The sounds table documents the set of sounds used in transcription (the
column of the
forms table). Although it is best to use common conventions, it is
often impossible to avoid language specific analytic choices in the sound inventory.
Which other databases should one link to in order to define sounds meaning ?
How to manage ambiguous notations ?
There are a variety of situations which lead to ambiguous notations, e.g. where one has a symbol "R" which might stand for either the sound "r" or "ɹ". Whenever possible, we recommend avoiding ambiguous sounds, as they reduce the compatibility with other transcription systems. When using an ambiguous symbol is the only reasonable choice, it is crucial to document precisely their meaning and avoid confusions.
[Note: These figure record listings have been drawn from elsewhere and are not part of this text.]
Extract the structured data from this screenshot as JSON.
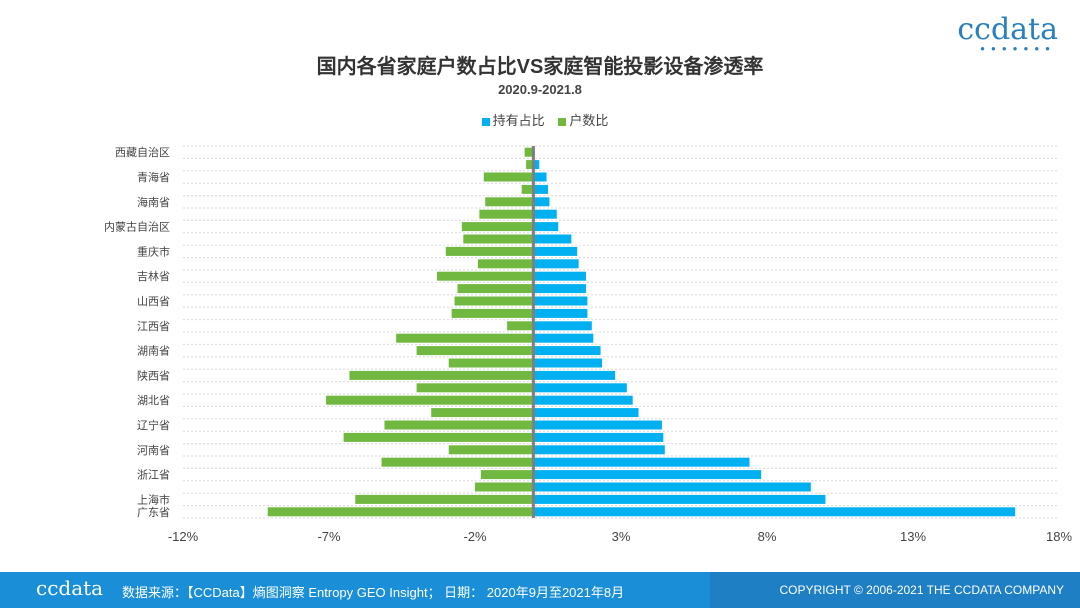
{
  "logo": "ccdata",
  "footer": {
    "logo": "ccdata",
    "source": "数据来源：【CCData】熵图洞察 Entropy GEO Insight； 日期： 2020年9月至2021年8月",
    "copyright": "COPYRIGHT © 2006-2021 THE CCDATA COMPANY"
  },
  "colors": {
    "holding": "#00b0f0",
    "households": "#70b840",
    "center_line": "#7f7f7f",
    "grid": "#d9d9d9"
  },
  "chart_data": {
    "type": "bar",
    "orientation": "horizontal",
    "title": "国内各省家庭户数占比VS家庭智能投影设备渗透率",
    "subtitle": "2020.9-2021.8",
    "legend_position": "top",
    "grid": true,
    "xlim": [
      -12,
      18
    ],
    "x_ticks": [
      "-12%",
      "-7%",
      "-2%",
      "3%",
      "8%",
      "13%",
      "18%"
    ],
    "series": [
      {
        "name": "持有占比",
        "color": "#00b0f0",
        "values": [
          0.05,
          0.2,
          0.45,
          0.5,
          0.55,
          0.8,
          0.85,
          1.3,
          1.5,
          1.55,
          1.8,
          1.8,
          1.85,
          1.85,
          2.0,
          2.05,
          2.3,
          2.35,
          2.8,
          3.2,
          3.4,
          3.6,
          4.4,
          4.45,
          4.5,
          7.4,
          7.8,
          9.5,
          10.0,
          16.5
        ]
      },
      {
        "name": "户数比",
        "color": "#70b840",
        "values": [
          -0.3,
          -0.25,
          -1.7,
          -0.4,
          -1.65,
          -1.85,
          -2.45,
          -2.4,
          -3.0,
          -1.9,
          -3.3,
          -2.6,
          -2.7,
          -2.8,
          -0.9,
          -4.7,
          -4.0,
          -2.9,
          -6.3,
          -4.0,
          -7.1,
          -3.5,
          -5.1,
          -6.5,
          -2.9,
          -5.2,
          -1.8,
          -2.0,
          -6.1,
          -9.1
        ]
      }
    ],
    "category_labels": [
      {
        "label": "西藏自治区",
        "index": 0
      },
      {
        "label": "青海省",
        "index": 2
      },
      {
        "label": "海南省",
        "index": 4
      },
      {
        "label": "内蒙古自治区",
        "index": 6
      },
      {
        "label": "重庆市",
        "index": 8
      },
      {
        "label": "吉林省",
        "index": 10
      },
      {
        "label": "山西省",
        "index": 12
      },
      {
        "label": "江西省",
        "index": 14
      },
      {
        "label": "湖南省",
        "index": 16
      },
      {
        "label": "陕西省",
        "index": 18
      },
      {
        "label": "湖北省",
        "index": 20
      },
      {
        "label": "辽宁省",
        "index": 22
      },
      {
        "label": "河南省",
        "index": 24
      },
      {
        "label": "浙江省",
        "index": 26
      },
      {
        "label": "上海市",
        "index": 28
      },
      {
        "label": "广东省",
        "index": 29
      }
    ]
  }
}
Here are some specific cases:
Real variation (either free or conditionned)
If the intended meaning of "R" is that some speakers would pronounce "r" and some "ɹ",
the recommended solution is to use both of these more precise, concrete sounds,
provide distinct rows in the
forms table with
each, and tag them using a
variant tag. A possible, but less satisfactory
alternative is to consistently pick a single one (eg "r"), and ignore the variation.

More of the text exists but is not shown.